The therapy wasn’t very helpful but when, another year later, my CBT on the NHS finally came up I completed that and did make progress. I had lost all confidence having been unemployed and too scared to apply for jobs for years – but the CBT helped me apply for a volunteering role that gave me some structure to my week and a sense of achievement.
CBT helped me apply for a volunteering role that gave me some structure…
A few months after completing my CBT I was offered mindfulness based cognitive therapy (MBCT) in a group on the NHS, for people who suffered repeated depressive episodes or bipolar disorder. The psychologist running the group explained to me that it was a therapy based on meditation. I had been attending yoga classes for 3 years and found them useful so I decided to give the MBCT a go.
I found the MBCT challenging as we had to try to meditate every day – which was a commitment I found hard to stick to. I did manage to meditate several times a week though. In the sessions we did some meditation and discussed Mindfulness – being present in every moment rather than acting on auto pilot, ruminating on the past or worrying about the future. We discussed how to be aware of our thoughts and feelings and respond mindfully to situations.
We did a “breathing space” of 3 minutes, 3 times a day for 2 of the weeks.
The MBCT soon helped me to cope with painful memories from the past; we did a “breathing space” of 3 minutes, 3 times a day for 2 of the weeks. The breathing space was made up of:
- one minute scanning the body and acknowledging current thoughts and feelings
- one minute watching the breath
- one minute considering how you feel now.
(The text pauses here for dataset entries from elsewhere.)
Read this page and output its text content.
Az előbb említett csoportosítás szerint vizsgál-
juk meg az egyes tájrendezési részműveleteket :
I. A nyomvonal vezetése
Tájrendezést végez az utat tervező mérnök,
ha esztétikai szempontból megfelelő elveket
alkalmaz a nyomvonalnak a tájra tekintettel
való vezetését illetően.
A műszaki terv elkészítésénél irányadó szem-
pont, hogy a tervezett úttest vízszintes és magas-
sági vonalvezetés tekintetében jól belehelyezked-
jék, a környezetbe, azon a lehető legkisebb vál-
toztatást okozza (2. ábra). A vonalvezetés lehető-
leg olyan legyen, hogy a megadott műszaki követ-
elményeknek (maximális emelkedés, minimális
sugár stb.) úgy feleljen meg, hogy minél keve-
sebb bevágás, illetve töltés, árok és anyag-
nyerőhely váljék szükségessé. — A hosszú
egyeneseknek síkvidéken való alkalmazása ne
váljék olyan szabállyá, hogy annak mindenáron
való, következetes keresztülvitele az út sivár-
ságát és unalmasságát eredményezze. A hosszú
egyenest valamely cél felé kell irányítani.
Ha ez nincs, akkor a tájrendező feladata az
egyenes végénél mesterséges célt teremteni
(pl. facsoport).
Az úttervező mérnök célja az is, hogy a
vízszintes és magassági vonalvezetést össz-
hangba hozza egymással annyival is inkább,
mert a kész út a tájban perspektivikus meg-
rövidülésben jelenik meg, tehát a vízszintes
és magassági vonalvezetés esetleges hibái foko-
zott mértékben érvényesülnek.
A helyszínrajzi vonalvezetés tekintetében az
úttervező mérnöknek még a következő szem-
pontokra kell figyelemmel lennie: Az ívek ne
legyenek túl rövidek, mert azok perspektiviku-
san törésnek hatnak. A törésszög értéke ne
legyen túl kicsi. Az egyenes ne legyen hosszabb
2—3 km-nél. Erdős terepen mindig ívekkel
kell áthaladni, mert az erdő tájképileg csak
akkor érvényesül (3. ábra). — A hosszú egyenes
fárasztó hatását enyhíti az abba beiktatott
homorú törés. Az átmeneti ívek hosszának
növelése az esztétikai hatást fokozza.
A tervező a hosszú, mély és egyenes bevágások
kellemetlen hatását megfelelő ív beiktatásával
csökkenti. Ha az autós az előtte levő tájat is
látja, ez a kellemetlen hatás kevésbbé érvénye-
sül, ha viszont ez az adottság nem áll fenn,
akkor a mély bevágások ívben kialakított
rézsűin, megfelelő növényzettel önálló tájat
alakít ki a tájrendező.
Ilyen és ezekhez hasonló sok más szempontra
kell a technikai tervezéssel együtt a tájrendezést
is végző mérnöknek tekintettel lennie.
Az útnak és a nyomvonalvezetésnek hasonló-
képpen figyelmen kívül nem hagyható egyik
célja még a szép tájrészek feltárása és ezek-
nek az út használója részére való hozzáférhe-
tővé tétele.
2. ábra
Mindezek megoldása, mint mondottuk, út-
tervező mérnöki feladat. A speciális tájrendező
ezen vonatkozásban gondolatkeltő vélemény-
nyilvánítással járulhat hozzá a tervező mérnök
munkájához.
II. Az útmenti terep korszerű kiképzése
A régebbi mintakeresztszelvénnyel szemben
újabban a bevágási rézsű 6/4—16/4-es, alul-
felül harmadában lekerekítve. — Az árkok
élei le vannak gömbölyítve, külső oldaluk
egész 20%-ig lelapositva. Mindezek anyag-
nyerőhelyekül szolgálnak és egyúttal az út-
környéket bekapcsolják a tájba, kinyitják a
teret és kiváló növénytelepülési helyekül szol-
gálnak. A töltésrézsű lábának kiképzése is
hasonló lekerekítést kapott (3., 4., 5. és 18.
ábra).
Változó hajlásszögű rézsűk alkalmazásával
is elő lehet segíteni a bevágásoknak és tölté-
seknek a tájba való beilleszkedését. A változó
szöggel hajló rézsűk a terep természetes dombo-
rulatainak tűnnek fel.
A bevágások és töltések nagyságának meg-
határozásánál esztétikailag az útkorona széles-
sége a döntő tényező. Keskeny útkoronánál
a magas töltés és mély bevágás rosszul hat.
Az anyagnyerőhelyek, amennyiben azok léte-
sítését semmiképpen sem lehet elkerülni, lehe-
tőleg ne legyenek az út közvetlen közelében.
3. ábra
On one of the mornings I was hit by a painful memory and all the related emotions, ending up in tears. Normally that would ruin my day but I tried the breathing space and afterwards felt like I had let go of it to some extent. The breathing space is so simple but can stop an automatic bad pattern of spiralling negative thoughts.
What I Gained from MBCT
The MBCT course lasted 10 weeks and afterwards we were strongly encouraged to continue to practice the meditation on our own. There were several follow up sessions (every few months) after course completion, which I found very useful. I continued to meditate on my own, but not as often as I should have or intended to. However, I did feel that something had changed in my brain as a result of the MBCT and I was able to detach more from negative emotions and challenge negative thoughts better.
I think the MBCT was a major factor in my mental health improving and avoiding another major depressive episode for the next 3 years.
Over the past 2 years my mental health has been more up and down, mainly due to life’s stresses. I am planning to start meditating more again to benefit from the benefits of mindfulness. I do think a mindfulness group is very useful in keeping people on track with their practice, because left to your own devices at home it’s easy to be distracted. However, whilst you might have nothing to show physically from a meditation session the impact on your mental health is invaluable.
I would highly recommend mindfulness and meditation to everyone with, or without, a mental illness.